US Justice Department retreats on Trailblazer whistleblower

The US Justice Department has been routed in its elaborate case against a National Security Agency worker who handed data to a reporter.

The Justice Department has reached a plea deal in a controversial leak case against Thomas Drake. He will plead guilty to one charge of unauthorised use of a computer because he accessed the agency’s intranet, but Drake will not go to jail over the matter.

This is a far cry from the 10 charges that the DoJ had against Drake, including obstruction of justice, lying to the FBI and illegal possession of classified NSA documents under the seldom-used Espionage Act of 1917. If he had been convicted he could have been banged up for 35 years.

Drake blew the whistle on some of the antics of the NSA which had been using a tool called Trailblazer Project which violated privacy, the Fourth Amendment, shedloads of other laws and cost a bomb.

Drake worked his way through the legal processes that are prescribed for government employees who believe that questionable activities are taking place in their departments, including the Intelligence Community Whistleblower Protection Act, but he did not get very far.

In 2003, Trailblazer was declared an expensive flop and secretly axed. But Drake felt the NSA was committing serious crimes and decided to reveal information to a reporter.

He contacted Siobhan Gorman, of The Baltimore Sun, sending her emails through hushmail and discussing various topics.

Drake said that he never gave her sensitive or classified information but Gorman had enough to write several articles about waste, fraud, and abuse at the NSA, including articles on Trailblazer. She even got an award for it.
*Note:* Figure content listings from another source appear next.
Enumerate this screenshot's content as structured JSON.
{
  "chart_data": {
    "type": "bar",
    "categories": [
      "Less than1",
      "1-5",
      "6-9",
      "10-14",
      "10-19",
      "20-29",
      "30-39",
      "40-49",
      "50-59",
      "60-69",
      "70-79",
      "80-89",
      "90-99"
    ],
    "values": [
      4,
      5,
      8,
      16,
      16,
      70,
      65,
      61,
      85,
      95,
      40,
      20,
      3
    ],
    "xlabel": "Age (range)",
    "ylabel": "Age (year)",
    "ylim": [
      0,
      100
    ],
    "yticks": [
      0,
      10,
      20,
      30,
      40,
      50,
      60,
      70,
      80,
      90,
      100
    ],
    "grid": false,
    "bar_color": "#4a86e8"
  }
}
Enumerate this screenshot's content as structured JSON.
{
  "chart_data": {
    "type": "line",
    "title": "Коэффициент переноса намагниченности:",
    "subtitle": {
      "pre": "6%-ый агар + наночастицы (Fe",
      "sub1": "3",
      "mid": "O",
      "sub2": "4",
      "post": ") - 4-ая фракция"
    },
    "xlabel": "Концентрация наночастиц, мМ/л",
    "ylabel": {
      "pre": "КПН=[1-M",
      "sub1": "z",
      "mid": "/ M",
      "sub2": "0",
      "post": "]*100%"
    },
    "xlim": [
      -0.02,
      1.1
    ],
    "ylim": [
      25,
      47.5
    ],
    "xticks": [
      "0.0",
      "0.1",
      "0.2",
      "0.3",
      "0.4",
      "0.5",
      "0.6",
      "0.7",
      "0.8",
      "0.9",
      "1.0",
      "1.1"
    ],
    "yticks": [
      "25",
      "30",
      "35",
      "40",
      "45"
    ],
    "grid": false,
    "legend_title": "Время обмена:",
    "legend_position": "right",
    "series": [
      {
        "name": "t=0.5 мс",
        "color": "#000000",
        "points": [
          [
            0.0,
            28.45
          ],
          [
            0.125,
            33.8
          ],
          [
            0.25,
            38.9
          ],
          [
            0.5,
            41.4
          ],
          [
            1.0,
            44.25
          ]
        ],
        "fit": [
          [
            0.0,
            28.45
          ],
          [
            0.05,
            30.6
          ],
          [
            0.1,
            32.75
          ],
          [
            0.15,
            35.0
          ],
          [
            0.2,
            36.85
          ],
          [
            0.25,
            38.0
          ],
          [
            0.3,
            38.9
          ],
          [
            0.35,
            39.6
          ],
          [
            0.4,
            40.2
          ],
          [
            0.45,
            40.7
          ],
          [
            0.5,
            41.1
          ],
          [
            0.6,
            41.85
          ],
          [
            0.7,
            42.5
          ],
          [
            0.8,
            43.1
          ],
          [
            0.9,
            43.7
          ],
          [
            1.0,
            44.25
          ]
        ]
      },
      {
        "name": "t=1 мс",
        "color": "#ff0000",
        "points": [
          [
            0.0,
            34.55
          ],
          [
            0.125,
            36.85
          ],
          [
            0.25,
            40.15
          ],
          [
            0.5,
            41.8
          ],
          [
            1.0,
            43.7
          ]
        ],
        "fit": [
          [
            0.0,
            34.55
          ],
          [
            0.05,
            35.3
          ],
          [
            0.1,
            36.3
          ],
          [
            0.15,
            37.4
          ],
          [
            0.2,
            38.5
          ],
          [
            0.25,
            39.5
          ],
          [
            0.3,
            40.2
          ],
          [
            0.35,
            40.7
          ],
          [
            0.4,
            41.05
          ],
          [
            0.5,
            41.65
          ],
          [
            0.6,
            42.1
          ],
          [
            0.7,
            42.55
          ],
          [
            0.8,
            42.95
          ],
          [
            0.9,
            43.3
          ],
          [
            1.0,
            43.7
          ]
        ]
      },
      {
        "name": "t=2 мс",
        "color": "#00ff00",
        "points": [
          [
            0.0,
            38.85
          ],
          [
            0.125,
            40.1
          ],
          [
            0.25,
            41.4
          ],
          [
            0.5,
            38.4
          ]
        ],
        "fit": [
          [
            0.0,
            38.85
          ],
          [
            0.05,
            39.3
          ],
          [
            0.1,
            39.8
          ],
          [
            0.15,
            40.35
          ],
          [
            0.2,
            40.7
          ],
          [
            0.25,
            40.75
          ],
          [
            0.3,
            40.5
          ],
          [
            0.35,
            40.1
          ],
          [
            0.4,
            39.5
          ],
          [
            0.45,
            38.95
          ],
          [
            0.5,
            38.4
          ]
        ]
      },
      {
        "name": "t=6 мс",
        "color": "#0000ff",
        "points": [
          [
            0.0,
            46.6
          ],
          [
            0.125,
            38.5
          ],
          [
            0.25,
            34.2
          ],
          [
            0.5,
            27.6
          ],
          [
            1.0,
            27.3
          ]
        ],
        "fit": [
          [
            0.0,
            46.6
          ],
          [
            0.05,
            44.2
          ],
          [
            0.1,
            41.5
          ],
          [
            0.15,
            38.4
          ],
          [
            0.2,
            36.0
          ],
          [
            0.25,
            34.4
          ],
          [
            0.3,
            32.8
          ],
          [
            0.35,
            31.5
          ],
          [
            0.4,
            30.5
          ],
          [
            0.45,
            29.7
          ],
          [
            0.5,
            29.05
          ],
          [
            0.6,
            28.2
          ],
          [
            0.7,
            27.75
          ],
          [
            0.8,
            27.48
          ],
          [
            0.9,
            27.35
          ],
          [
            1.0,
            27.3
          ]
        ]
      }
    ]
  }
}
In November 2007, Drake was charged with “disclosing classified information to a newspaper reporter and for conspiracy”.

The case has not gone very well for the DoJ. Not only was there a huge backlash against Drake’s prosecution, the government was being seen as hassling whistleblowers.

Not only that, a judge involved in the process ruled that there was no evidence to suggest Drake had passed any classified information to any reporter.

Drake’s lawyers claim he is a beleaguered whistleblower, while prosecutors say the only issue in the case is whether he illegally kept classified materials on a personal computer and in his basement.